FUTV
- Country: Costa Rica

Programming
- Picture format: 1080i HDTV (downscaled to 480i for the SDTV feed)

Ownership
- Owner: Teletica Repretel

History
- Launched: February 29, 2020; 6 years ago

= FUTV =

Costa Rican television channel

FUTV is a Costa Rican soccer television channel. It started broadcasting on February 29, 2020 and is a joint operation of Repretel and Teletica.

==History==
On September 28, 2019, Costa Rican media informed that the Teletica and Repretel networks were jointly planning the creation of a dedicated subscription television network dedicated to Costa Rican soccer (the Primera División), having as its expectation starting alongside the 2020-21 season with nine clubs. Facing the rumors given by social media, on October 2, Repretel's president Fernando Contreras, announced that the channel would become reality and discarded the hypothesis of being a joint company, instead, both television companies would serve as providers with their technical equipment and commentators.

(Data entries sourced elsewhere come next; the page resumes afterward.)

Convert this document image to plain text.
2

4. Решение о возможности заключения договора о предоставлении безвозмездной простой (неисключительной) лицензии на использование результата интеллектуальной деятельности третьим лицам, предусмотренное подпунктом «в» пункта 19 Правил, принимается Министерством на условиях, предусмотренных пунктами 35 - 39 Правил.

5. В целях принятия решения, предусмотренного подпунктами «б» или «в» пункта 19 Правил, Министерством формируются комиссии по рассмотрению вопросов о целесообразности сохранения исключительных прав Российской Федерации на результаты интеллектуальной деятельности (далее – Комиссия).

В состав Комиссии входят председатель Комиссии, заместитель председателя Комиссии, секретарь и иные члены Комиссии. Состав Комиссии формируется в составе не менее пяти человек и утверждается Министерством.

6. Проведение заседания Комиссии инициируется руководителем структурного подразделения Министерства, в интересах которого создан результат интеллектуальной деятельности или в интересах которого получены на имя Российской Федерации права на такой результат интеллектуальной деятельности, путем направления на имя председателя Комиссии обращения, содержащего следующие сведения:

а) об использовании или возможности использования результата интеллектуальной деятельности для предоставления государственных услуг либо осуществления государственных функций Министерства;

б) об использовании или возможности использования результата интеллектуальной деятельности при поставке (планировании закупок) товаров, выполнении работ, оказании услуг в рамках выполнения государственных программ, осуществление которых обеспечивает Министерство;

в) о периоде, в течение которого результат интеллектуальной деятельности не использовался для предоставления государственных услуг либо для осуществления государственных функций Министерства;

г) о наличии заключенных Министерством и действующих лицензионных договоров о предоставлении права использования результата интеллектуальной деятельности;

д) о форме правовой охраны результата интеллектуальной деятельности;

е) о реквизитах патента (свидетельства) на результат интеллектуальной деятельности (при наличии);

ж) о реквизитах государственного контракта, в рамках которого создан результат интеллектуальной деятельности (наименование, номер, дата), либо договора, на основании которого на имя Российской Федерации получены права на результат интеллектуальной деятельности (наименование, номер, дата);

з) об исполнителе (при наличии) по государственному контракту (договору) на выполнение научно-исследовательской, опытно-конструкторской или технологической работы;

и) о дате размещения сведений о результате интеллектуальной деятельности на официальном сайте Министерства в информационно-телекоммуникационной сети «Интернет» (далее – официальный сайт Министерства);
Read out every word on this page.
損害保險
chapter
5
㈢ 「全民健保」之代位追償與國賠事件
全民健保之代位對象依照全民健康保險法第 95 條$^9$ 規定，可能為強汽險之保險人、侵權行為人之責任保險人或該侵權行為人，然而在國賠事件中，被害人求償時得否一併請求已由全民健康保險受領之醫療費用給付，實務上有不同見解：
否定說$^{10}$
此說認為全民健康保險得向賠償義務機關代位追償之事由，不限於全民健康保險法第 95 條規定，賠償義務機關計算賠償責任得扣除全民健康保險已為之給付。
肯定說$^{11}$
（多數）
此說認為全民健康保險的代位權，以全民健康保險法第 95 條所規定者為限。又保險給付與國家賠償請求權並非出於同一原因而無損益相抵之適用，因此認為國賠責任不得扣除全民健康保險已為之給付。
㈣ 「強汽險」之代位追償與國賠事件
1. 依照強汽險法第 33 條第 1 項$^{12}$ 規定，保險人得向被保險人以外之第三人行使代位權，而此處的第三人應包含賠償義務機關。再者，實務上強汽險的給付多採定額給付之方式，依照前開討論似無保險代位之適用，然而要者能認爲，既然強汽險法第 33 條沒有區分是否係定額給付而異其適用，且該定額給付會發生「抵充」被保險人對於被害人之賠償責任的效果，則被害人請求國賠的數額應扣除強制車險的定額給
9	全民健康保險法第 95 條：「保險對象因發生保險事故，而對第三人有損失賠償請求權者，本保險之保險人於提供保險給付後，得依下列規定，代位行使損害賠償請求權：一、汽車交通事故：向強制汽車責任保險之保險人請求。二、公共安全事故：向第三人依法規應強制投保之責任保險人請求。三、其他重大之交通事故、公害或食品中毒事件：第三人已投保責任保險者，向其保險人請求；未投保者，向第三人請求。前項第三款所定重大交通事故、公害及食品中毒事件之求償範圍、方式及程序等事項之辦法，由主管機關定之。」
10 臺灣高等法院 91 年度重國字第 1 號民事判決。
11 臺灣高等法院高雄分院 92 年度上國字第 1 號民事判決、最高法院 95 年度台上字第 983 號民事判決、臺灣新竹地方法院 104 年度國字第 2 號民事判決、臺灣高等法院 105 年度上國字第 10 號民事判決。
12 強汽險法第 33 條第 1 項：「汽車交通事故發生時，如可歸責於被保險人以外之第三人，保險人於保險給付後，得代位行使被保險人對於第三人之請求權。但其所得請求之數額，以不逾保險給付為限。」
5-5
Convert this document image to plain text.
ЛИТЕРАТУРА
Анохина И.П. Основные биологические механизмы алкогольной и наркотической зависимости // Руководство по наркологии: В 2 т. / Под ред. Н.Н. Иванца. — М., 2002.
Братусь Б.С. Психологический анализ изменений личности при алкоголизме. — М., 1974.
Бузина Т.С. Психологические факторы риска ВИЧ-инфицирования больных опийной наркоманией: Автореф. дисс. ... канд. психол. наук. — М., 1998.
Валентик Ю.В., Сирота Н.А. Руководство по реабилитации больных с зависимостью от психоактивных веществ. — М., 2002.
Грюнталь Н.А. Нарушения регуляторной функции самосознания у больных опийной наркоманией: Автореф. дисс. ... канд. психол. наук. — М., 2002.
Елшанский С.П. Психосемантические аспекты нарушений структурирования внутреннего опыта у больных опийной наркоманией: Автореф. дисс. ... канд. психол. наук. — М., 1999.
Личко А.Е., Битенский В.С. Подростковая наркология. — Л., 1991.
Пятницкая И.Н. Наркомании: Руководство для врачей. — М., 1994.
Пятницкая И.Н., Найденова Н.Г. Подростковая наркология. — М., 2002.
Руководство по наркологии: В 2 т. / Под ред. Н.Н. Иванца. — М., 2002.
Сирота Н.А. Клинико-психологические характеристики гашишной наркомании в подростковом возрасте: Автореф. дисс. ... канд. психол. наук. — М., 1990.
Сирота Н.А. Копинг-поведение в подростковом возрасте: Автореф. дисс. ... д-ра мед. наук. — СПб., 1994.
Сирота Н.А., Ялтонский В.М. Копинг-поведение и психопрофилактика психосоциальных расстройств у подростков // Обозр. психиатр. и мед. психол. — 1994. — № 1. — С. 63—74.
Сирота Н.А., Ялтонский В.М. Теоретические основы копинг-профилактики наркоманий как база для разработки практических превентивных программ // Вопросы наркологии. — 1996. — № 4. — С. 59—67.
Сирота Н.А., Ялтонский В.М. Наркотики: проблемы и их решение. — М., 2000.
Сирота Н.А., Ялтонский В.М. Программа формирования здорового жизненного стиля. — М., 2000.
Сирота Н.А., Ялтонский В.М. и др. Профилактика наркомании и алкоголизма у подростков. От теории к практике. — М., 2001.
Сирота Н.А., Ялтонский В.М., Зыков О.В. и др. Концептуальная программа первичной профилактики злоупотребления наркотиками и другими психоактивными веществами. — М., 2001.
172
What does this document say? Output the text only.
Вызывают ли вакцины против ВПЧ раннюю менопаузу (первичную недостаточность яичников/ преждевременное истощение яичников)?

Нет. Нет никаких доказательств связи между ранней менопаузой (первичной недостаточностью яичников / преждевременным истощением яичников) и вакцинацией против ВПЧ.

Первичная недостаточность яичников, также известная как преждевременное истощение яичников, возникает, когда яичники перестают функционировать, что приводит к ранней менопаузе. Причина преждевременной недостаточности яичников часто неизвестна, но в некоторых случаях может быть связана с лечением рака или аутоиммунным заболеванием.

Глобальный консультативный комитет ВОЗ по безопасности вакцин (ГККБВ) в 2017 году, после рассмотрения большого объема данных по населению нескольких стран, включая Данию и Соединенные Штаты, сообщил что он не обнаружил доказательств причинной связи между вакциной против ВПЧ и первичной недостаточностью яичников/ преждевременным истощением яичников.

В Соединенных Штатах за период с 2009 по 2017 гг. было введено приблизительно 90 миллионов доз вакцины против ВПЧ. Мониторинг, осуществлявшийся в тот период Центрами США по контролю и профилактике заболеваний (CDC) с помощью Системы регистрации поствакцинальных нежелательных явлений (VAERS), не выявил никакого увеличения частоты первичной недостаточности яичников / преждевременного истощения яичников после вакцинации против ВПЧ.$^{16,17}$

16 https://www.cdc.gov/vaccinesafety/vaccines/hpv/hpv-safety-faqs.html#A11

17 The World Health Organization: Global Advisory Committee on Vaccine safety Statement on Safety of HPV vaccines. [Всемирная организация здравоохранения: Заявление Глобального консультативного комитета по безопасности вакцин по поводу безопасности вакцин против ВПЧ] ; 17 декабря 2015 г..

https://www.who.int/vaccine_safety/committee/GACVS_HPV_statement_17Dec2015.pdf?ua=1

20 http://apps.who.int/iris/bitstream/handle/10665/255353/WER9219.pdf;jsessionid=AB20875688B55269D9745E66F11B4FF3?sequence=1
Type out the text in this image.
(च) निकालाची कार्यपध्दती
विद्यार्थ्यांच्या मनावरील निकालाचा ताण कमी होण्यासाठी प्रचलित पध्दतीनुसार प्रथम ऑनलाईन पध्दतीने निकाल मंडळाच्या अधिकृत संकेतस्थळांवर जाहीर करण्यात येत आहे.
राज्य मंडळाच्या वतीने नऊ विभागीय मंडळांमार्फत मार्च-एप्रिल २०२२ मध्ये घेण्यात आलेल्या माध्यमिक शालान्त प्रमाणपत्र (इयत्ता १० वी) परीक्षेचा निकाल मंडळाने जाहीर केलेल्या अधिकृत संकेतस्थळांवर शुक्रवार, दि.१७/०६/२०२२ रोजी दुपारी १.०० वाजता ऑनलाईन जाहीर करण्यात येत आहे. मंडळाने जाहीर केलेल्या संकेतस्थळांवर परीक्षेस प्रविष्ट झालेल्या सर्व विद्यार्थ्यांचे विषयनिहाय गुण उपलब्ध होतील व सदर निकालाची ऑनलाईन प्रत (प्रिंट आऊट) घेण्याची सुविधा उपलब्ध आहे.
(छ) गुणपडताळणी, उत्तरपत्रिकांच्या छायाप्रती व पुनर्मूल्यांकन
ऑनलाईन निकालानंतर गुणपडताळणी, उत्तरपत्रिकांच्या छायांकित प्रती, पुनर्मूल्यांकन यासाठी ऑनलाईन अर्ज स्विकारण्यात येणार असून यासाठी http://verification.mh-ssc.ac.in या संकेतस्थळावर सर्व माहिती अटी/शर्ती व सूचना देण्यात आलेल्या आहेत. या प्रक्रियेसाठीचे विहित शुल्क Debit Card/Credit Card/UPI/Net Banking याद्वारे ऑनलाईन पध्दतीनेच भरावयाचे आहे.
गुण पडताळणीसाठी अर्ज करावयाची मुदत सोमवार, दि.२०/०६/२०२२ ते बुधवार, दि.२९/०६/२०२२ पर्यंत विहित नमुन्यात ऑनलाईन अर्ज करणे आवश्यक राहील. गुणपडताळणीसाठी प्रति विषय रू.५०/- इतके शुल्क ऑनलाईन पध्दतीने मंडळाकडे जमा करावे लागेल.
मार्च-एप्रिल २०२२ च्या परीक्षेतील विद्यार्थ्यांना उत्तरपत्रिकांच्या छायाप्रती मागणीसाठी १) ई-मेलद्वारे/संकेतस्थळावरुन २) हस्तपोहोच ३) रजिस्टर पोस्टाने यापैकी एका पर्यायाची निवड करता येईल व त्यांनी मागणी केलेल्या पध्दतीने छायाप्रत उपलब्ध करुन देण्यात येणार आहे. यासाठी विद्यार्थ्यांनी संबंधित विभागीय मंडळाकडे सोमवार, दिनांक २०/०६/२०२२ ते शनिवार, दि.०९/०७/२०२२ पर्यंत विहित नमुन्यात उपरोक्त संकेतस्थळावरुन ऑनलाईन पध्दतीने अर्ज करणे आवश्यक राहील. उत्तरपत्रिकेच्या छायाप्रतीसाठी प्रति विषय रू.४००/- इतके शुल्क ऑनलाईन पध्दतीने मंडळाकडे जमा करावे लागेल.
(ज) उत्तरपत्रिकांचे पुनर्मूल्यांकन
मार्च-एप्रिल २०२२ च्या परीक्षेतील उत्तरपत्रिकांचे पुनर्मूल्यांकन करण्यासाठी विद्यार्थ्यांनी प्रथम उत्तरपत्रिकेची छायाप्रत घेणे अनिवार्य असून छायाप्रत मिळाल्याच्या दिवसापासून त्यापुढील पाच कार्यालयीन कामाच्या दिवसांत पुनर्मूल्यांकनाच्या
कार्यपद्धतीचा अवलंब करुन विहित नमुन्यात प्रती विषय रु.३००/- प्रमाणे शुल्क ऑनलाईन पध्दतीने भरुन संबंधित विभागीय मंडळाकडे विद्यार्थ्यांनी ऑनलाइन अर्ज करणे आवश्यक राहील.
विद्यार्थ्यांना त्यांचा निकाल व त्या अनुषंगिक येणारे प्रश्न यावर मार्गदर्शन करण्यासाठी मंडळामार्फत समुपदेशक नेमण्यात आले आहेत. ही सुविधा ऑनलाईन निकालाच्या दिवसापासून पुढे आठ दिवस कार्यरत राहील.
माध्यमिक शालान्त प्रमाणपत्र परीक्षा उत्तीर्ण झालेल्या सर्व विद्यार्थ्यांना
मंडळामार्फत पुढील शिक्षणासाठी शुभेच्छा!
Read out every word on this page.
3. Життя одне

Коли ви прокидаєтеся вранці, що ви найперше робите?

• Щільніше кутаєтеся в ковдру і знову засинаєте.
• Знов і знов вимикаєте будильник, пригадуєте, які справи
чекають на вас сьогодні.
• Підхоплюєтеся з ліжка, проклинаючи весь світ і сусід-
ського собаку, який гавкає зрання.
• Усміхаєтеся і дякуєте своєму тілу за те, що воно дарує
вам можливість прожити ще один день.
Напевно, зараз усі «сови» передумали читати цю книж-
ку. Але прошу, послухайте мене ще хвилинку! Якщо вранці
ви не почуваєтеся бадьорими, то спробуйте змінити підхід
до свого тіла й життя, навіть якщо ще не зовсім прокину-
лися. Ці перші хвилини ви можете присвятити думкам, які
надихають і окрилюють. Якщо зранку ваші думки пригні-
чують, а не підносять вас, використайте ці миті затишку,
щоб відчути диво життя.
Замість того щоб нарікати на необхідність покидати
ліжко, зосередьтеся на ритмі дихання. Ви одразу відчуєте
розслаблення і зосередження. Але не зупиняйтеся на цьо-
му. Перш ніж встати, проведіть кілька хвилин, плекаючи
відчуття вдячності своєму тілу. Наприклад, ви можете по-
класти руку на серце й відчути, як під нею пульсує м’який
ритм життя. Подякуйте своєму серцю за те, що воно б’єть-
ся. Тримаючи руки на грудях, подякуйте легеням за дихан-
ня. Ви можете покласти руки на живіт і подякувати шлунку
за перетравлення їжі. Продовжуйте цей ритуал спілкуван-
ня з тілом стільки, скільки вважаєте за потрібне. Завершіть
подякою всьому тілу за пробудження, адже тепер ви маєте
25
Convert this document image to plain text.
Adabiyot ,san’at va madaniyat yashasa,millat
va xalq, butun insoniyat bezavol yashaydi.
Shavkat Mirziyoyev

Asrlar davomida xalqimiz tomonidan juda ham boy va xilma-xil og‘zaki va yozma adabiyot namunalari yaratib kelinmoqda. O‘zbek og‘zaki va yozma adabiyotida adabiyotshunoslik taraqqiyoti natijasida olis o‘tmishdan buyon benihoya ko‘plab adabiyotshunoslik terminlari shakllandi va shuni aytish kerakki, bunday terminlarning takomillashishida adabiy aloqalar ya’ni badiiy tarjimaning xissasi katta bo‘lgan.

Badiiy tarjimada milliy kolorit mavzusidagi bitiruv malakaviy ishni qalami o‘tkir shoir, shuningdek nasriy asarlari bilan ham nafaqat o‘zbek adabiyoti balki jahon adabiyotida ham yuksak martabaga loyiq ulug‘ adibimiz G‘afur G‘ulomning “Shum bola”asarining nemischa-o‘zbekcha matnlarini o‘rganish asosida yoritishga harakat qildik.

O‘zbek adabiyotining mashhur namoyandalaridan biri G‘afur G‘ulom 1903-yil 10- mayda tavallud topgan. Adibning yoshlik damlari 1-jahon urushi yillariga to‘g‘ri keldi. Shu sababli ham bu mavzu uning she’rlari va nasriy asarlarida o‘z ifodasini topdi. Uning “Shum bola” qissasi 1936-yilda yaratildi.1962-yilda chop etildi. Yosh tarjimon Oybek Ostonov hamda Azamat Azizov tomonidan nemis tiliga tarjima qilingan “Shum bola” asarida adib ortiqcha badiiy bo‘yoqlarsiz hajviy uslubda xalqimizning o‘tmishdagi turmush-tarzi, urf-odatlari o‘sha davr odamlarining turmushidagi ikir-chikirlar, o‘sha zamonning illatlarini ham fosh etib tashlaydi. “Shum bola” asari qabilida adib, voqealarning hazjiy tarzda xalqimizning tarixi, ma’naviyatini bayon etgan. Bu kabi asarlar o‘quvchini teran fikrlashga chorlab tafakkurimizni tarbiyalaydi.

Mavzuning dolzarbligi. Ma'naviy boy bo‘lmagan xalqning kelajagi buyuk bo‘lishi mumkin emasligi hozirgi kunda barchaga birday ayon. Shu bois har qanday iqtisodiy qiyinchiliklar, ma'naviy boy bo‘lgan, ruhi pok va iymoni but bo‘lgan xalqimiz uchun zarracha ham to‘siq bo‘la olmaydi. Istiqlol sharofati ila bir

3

On December 13, 2019, it was revealed that the name of the channel would be FUTV and was presented alongside teams, commercial partners of the TV networks and people associated to soccer. Also, it became known that its location would be in Escazú where a specialist who worked with ESPN would assume the project.

On January 23, 2020, the channel was officially launched on cable companies and Teletica and Repretel's teams ceded their television rights. It formally launched on February 29 under the directorate of its president Gabriel Vargas, supporter of director of strategy Rodolfo Travers.